Moderne Kunst gerät schnell unter Verdacht der Scharlatanerie. Meist, wenn auch nicht immer, markiert mehr oder weniger bewusstes Unverständnis die Neigung zur Disqualifikation. (23.01.2018)

Kunst (und mit ihr die Kunstschaffenden) passt sich der sogenannten Lebenswirklichkeit nicht an und wird doch von ihr passend gemacht.

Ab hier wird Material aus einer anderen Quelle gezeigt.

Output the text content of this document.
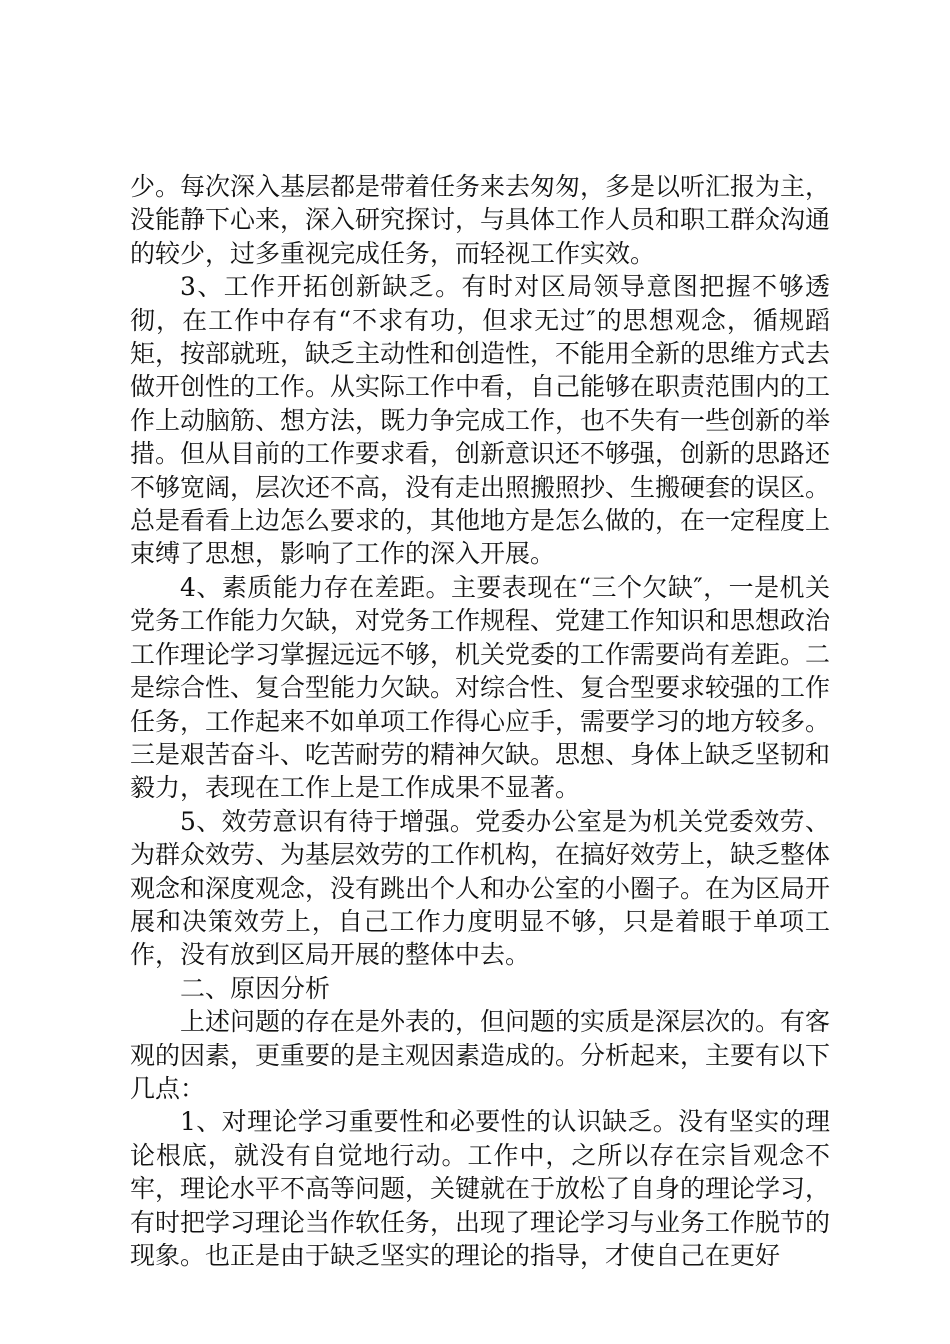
少。每次深入基层都是带着任务来去匆匆，多是以听汇报为主，没能静下心来，深入研究探讨，与具体工作人员和职工群众沟通的较少，过多重视完成任务，而轻视工作实效。

3、工作开拓创新缺乏。有时对区局领导意图把握不够透彻，在工作中存有“不求有功，但求无过″的思想观念，循规蹈矩，按部就班，缺乏主动性和创造性，不能用全新的思维方式去做开创性的工作。从实际工作中看，自己能够在职责范围内的工作上动脑筋、想方法，既力争完成工作，也不失有一些创新的举措。但从目前的工作要求看，创新意识还不够强，创新的思路还不够宽阔，层次还不高，没有走出照搬照抄、生搬硬套的误区。总是看看上边怎么要求的，其他地方是怎么做的，在一定程度上束缚了思想，影响了工作的深入开展。

4、素质能力存在差距。主要表现在“三个欠缺″，一是机关党务工作能力欠缺，对党务工作规程、党建工作知识和思想政治工作理论学习掌握远远不够，机关党委的工作需要尚有差距。二是综合性、复合型能力欠缺。对综合性、复合型要求较强的工作任务，工作起来不如单项工作得心应手，需要学习的地方较多。三是艰苦奋斗、吃苦耐劳的精神欠缺。思想、身体上缺乏坚韧和毅力，表现在工作上是工作成果不显著。

5、效劳意识有待于增强。党委办公室是为机关党委效劳、为群众效劳、为基层效劳的工作机构，在搞好效劳上，缺乏整体观念和深度观念，没有跳出个人和办公室的小圈子。在为区局开展和决策效劳上，自己工作力度明显不够，只是着眼于单项工作，没有放到区局开展的整体中去。

二、原因分析

上述问题的存在是外表的，但问题的实质是深层次的。有客观的因素，更重要的是主观因素造成的。分析起来，主要有以下几点：

1、对理论学习重要性和必要性的认识缺乏。没有坚实的理论根底，就没有自觉地行动。工作中，之所以存在宗旨观念不牢，理论水平不高等问题，关键就在于放松了自身的理论学习，有时把学习理论当作软任务，出现了理论学习与业务工作脱节的现象。也正是由于缺乏坚实的理论的指导，才使自己在更好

Der Preis künstlerischen Ruhms ist die Illusion des Besonderen, die nötig ist, um überhaupt preiswürdig zu sein. (08.02.2018)

Welcher (Kunst)Stoff regt meine Einbildungs- und Gestaltungskraft an, bringt mich zum Formulieren? (06.03.2018)

Stil ist im Zusammenhang mit Tatsächlichkeit zu sehen, aus der wiederum Stil hervorgeht. (13.03.2018)

Schmale Aussage, formale Größe. Schmal in der Form, groß in der Aussage, usw. … (17.03.2018-1)
Man könnte heute modern sein in der Kunst vor allem durch konsequenten Verzicht aller Modernität. (17.03.2018-2)

Größere Bilder, größere Dimensionen. Die Zeitspanne des Fertigungsprozesses wird länger, schiebt sich weit in die Zukunft voraus. Als momenthaft schneller Arbeiter eine Herausforderung für mich, der ich mit Gelassenheit, einer handwerklichen Einstellung, zu begegnen versuche. Doch das allein rettet mich nicht, denn um vom Handwerk zur Kunst zu finden, brauche ich den Zufall adäquater Lösungen. (26.03.2018-1)
Wer kreativ sein will, muss sich über Hindernisse hinwegsetzen können. Das größte Hindernis ist man immer selbst. (26.03.2018-2)
Beim gestalterischen Arbeiten kippt der lineare Zeitablauf immer wieder in einen zirkulär-punktuellen. In solchen Momenten ergeben sich Realisierungen wie aus dem Nichts. (26.03.2018-3)
Ich habe keine Ahnung, was das sein soll, postmoderne Malerei. Dabei schwimme ich selber im Fahrwasser der Postmoderne, ob ich will oder nicht. (26.03.2018-4)
Zu keiner Zeit wäre es objektiv einleuchtender gewesen, den Pinsel aus der Hand zu legen, als heute. Subjektiv betrachtet, ist mir das allerdings nicht möglich. Also pinsele ich weiter und freue mich für mich allein. (26.03.2018-5)
Vier mal anderthalb Stunden. Das ist in etwa mein tägliches Arbeitspensum am Bild. (26.03.2018-6)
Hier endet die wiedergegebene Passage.